No modelo seguinte aparecia o 2.0 SLE com o motor de 2,0 litros, comando no cabeçote e 103 cv e o câmbio cedidos pelo Ford Sierra, pois o acordo com a Fiat estava terminando — e com ele a produção do arcaico 125p. Renomeado Polonez Caro, o hatch tinha frente, para-choques e volante renovados em julho de 1991, quando recebia motor Peugeot-Citroën a diesel de 1,9 litro e 67 cv. Um ano depois as versões 1,6 e 2,0 a gasolina recebiam injeção eletrônica e opção de catalisador.
Em 1993 o entre-eixos era ampliado em 6 cm e chegava a versão Orciari, com rodas de alumínio, saias laterais e defletores na frente e na tampa traseira. Painel redesenhado, bitolas mais largas e mais um motor — o Rover inglês de 1,4 litro, 16 válvulas e 102 cv, que passava a 123 cv na versão Prima para competições — surgiam no ano seguinte. Depois que o sedã Atu chegou às ruas, toda a linha recebia novos para-choques e painel e o hatch ganhava extensão entre as lanternas traseiras no Caro Plus de 1997, ano em que terminavam as exportações — os Países Baixos foram seu último mercado externo.
Grande família: o sedã Atu, a perua (lançados já nos anos finais de produção),
a picape Truck e o furgão Cargo, um hatch com carroceria alta de plástico
Com a colaboração firmada em 1995 entre a FSO e a sul-coreana Daewoo, seu modelo Lanos começava a ser feito na Polônia, deixando o Polonez ainda mais antiquado em comparação. Mesmo assim ainda foram lançados o sedã Atu Plus (com o mesmo arranjo entre as lanternas, de gosto questionável) e a perua Kombi (1999) com uma traseira reta, funcional, mas nada atraente. Uma série de 2001 saiu com ar-condicionado.
A produção do longevo Polonez era encerrada em abril de 2002 depois de mais de um milhão de unidades. Seu alcance abrangeu os quatro continentes, com países do oeste europeu, da América do Sul (foi apresentado no Brasil nos anos 90, mas não confirmamos se algum chegou a ser vendido), a China e a Nova Zelândia; o Egito montava conjuntos importados (CKD). Uma picape de cabine dupla com tração nas quatro rodas e suspensão elevada, a Analog 4, foi exposta em 1994 mas não chegou ao mercado. A empresa Polska Fabryka Samochodow (PFS), fábrica polonesa de carros, tentou sem êxito relançar a picape original em 2003, com o nome Poltruck e algumas alterações de estilo.
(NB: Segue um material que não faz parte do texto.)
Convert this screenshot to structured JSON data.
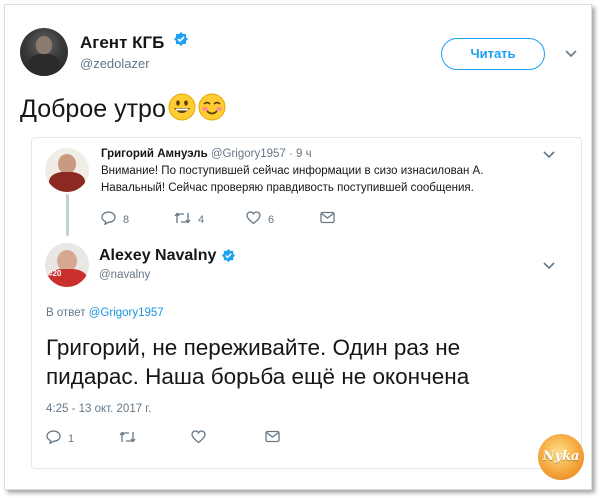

O trinômio de baixo custo, simplicidade de manutenção e robustez, associado à baixa competição em seu país de origem, garantiu ao FSO Polonez um longo ciclo de produção: 24 anos sem grandes alterações de estrutura e mecânica, além das numerosas trocas de motores e renovações parciais de estilo — uma história similar à de outros modelos daquela região da Europa.